Le projet de droit de vote des résidents a pris naissance dans les années 70 et est marqué par divers moments de militantisme et de décision. Une présentation par Catherine Wihtol de Wenden, (CERI-Sceinces-Po, CNRS)Une première période court de 1972 à 1985. Elle est marquée par l’engagement du mouvement associatif. Le débat s’organise autour de la personne du travailleur étranger (communautaire ou non communautaire). Dès 1972, la Belgique met en place des commissions consultatives municipales pour la représentation des étrangers dans les institutions locales. En Allemagne et aux Pays-Bas se créent des « parlements d’étrangers », la Suède en 1975 décide de voter l’élection et l’éligibilité des étrangers aux élections locales, régionales et religieuses.
La réforme est votée au Danemark en 1981, aux Pays -Bas en 1985. Dans ces pays, on considère qu’il faut préparer les étrangers à la vie démocratique, même si certains caractérisaient les élections locales comme purement administratives pour dépolitiser le débat.
Une deuxième période commence en 1985, quand les arguments s’installent dans le débat public. Certains mettent en avant l’égalité des droits sociaux, d’autres insistent sur le clivage entre conceptions politiques libérales et autoritaires. On constate un flottement entre droite et gauche (des « jacobins » s’opposent à la réforme pour ne pas dissocier nationalité et citoyenneté). Les militants des associations issues de l’immigration adoptent une conception de la citoyenneté comme naissant de la participation. 1989, l’année du bicentenaire de la révolution, est marquée par le débat sur la nationalité et sur la citoyenneté de résidence.
Le traité de Maastricht de 1992 établit le droit de vote et l’éligibilité pour les étrangers communautaires dans tous les pays de l’Union.
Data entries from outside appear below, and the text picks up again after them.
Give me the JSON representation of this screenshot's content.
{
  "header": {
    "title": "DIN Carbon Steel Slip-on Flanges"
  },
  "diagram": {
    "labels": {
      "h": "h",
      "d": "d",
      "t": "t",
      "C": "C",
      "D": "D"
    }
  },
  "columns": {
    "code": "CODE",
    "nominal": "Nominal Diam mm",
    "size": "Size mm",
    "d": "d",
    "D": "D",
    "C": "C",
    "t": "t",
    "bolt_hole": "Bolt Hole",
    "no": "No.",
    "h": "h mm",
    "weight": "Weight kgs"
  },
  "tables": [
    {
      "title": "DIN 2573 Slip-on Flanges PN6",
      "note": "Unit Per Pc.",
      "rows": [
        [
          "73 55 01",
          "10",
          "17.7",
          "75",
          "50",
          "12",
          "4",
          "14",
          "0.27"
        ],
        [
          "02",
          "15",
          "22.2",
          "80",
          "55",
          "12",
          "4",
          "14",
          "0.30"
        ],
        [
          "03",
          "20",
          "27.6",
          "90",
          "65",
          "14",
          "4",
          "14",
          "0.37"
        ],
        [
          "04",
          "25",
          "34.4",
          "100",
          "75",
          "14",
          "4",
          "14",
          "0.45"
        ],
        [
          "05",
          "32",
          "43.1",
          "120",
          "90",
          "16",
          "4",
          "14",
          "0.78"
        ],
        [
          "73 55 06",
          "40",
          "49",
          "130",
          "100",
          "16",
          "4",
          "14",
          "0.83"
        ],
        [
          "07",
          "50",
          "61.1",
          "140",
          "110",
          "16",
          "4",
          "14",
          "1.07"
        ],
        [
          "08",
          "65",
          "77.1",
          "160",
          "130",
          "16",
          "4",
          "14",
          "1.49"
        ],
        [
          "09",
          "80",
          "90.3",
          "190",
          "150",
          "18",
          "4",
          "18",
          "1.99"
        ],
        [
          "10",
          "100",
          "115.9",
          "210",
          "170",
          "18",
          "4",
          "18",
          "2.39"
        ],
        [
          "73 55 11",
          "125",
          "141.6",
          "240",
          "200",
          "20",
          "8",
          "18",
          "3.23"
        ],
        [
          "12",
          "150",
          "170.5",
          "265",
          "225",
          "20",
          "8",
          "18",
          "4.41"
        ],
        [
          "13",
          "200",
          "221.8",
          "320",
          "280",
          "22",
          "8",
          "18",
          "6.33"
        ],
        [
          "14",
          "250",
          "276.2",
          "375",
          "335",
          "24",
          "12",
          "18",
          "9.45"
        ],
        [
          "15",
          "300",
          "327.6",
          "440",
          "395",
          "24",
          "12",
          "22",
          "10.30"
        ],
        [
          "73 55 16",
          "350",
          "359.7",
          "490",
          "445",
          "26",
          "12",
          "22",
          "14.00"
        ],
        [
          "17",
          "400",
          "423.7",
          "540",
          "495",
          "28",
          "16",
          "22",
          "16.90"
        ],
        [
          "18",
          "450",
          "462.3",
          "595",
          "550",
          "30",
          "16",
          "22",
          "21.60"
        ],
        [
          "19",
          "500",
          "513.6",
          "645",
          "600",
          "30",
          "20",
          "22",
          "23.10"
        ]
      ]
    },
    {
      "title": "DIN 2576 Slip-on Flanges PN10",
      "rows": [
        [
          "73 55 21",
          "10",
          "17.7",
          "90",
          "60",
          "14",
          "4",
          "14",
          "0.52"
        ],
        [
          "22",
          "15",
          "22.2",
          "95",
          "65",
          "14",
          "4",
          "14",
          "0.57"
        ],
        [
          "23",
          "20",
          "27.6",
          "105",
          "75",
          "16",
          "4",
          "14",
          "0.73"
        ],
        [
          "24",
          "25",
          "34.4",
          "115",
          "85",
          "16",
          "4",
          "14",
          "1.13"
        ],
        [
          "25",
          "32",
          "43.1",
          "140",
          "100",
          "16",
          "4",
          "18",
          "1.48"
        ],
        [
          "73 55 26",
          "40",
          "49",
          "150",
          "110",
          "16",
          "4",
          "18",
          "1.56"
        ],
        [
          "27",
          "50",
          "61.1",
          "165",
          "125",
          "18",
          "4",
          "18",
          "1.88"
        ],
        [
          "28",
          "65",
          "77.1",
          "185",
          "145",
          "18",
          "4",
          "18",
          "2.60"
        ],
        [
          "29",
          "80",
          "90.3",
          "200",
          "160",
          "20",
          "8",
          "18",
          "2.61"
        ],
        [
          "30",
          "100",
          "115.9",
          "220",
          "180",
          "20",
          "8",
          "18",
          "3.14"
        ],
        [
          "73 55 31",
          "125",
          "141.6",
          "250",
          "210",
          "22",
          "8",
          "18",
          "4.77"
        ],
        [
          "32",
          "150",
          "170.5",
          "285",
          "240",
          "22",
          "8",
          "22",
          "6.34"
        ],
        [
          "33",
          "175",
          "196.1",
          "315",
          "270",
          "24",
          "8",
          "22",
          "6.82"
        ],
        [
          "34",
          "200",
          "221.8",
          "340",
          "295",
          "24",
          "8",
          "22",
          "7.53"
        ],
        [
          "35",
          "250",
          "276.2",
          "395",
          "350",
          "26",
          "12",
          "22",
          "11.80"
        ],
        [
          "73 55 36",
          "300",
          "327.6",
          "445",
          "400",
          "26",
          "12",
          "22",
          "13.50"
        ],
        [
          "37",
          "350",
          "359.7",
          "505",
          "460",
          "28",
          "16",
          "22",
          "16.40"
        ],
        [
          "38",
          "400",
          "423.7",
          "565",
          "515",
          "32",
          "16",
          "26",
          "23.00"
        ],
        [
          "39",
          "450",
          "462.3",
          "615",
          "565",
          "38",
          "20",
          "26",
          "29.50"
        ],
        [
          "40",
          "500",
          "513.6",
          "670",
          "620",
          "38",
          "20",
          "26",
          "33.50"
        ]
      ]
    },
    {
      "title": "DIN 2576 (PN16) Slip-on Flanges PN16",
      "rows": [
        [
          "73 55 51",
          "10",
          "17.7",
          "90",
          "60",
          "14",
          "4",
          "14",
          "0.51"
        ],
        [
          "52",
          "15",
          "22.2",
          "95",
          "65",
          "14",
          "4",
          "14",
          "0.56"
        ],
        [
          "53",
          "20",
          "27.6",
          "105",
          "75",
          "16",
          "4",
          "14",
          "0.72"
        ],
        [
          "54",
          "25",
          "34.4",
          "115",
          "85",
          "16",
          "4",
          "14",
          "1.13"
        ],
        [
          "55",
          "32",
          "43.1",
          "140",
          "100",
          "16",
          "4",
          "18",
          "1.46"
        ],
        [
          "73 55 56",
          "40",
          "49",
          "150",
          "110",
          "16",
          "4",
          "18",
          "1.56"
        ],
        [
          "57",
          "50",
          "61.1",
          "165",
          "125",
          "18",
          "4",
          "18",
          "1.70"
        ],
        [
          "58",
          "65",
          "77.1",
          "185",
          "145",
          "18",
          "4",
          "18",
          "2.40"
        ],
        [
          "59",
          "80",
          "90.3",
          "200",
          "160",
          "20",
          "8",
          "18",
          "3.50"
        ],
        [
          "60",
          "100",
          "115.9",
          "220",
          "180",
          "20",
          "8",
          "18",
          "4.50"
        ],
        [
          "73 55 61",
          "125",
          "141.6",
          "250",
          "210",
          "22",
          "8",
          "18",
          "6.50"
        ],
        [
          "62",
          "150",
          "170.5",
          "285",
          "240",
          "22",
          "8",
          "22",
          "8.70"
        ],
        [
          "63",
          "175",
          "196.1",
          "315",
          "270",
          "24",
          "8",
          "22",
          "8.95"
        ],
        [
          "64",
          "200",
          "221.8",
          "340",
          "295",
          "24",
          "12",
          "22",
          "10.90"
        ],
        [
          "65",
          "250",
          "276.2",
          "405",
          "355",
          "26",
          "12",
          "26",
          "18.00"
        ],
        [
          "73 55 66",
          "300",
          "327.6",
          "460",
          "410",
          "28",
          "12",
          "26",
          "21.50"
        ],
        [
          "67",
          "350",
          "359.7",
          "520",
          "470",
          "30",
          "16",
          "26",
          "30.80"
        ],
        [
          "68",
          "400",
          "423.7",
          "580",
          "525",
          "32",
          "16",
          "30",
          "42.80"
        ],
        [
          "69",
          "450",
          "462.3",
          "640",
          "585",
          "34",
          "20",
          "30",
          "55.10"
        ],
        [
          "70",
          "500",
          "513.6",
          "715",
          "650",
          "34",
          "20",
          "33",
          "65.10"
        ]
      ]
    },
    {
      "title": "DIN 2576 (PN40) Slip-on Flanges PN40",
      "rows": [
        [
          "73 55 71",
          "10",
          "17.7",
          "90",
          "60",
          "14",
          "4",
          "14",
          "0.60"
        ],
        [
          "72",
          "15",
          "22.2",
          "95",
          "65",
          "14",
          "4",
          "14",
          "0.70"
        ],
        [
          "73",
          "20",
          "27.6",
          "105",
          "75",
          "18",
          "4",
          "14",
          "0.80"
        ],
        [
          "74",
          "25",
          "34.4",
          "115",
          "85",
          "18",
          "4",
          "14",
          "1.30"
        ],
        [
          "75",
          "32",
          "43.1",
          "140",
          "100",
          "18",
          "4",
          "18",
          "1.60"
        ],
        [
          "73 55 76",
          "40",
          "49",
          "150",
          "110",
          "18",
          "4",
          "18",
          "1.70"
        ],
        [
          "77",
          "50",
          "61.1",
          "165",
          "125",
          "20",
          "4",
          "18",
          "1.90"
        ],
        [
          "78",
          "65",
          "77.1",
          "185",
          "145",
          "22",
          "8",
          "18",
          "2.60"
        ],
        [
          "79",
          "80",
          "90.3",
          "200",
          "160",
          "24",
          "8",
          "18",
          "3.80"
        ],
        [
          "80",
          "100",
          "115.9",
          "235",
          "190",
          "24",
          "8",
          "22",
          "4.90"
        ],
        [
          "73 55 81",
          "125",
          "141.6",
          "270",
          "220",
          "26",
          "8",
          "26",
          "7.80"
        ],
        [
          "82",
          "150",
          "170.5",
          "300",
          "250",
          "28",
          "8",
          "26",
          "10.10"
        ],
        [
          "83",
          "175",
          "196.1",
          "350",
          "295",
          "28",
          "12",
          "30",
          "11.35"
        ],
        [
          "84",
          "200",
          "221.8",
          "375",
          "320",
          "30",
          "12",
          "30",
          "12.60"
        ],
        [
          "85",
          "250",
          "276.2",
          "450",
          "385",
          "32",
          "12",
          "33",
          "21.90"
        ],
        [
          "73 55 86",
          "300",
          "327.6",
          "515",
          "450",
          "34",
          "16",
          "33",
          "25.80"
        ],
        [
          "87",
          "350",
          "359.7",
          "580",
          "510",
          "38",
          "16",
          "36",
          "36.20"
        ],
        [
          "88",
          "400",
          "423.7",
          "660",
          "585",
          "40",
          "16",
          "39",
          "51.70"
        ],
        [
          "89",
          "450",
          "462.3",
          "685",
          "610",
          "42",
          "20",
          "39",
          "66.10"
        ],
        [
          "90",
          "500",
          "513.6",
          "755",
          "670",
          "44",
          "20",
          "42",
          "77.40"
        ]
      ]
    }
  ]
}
On a connu des nationaux non citoyens (pendant longtemps les femmes, les sujets coloniaux, les militaires exclus du droit de vote, les jeunes…), on a désormais des citoyens non nationaux. Cette avancée est actée constitutionnellement en 1993 en France, sous réserve de réciprocité des autres États européens concernés. Les discussions ont désormais une dimension internationale. L’idée selon laquelle les pays qui ont mis ce droit en place sont des pays où l’accès à la nationalité est difficile ne se vérifie pas. Le Royaume Uni et l’Irlande, marqués par une tradition de droit du sol, ouvrent le droit de vote aux élections locales à la moitié des étrangers (issus du Commonwealth notamment) puis à tous, en Irlande. L’Allemagne, dont la tradition est le droit du sang, est d’abord fermée puis évolue vers le droit du sol qui caractérise les pays nordiques.
L’argument de réciprocité (figurant dans traité de Maastricht) est repris pour des États extracommunautaires par deux pays seulement, l’Espagne et le Portugal qui connaissent des flux d’émigration croisés avec d’anciennes colonies en Afrique et Amérique latine. Il est peu pertinent dans le cas de la France. Un autre argument des adversaires de la réforme est que celle-ci favoriserait le communautarisme. Il est invoqué en France mais aussi en Belgique, au Luxembourg, dans les pays baltes, etc. Il constitue une forme de re-politisation de la question. On constate qu’aucun parti musulman durable n’est sorti, ici ou là, de la réforme, ni même une expression communautaire renforcée. Le vote des résidents étrangers est plutôt un vote de classe (comme l’a déjà montré le vote des enfants qui ont la nationalité du pays d’accueil : il est marqué par le même niveau d’abstention et les mêmes orientations que celui des nationaux non issus de l’immigration).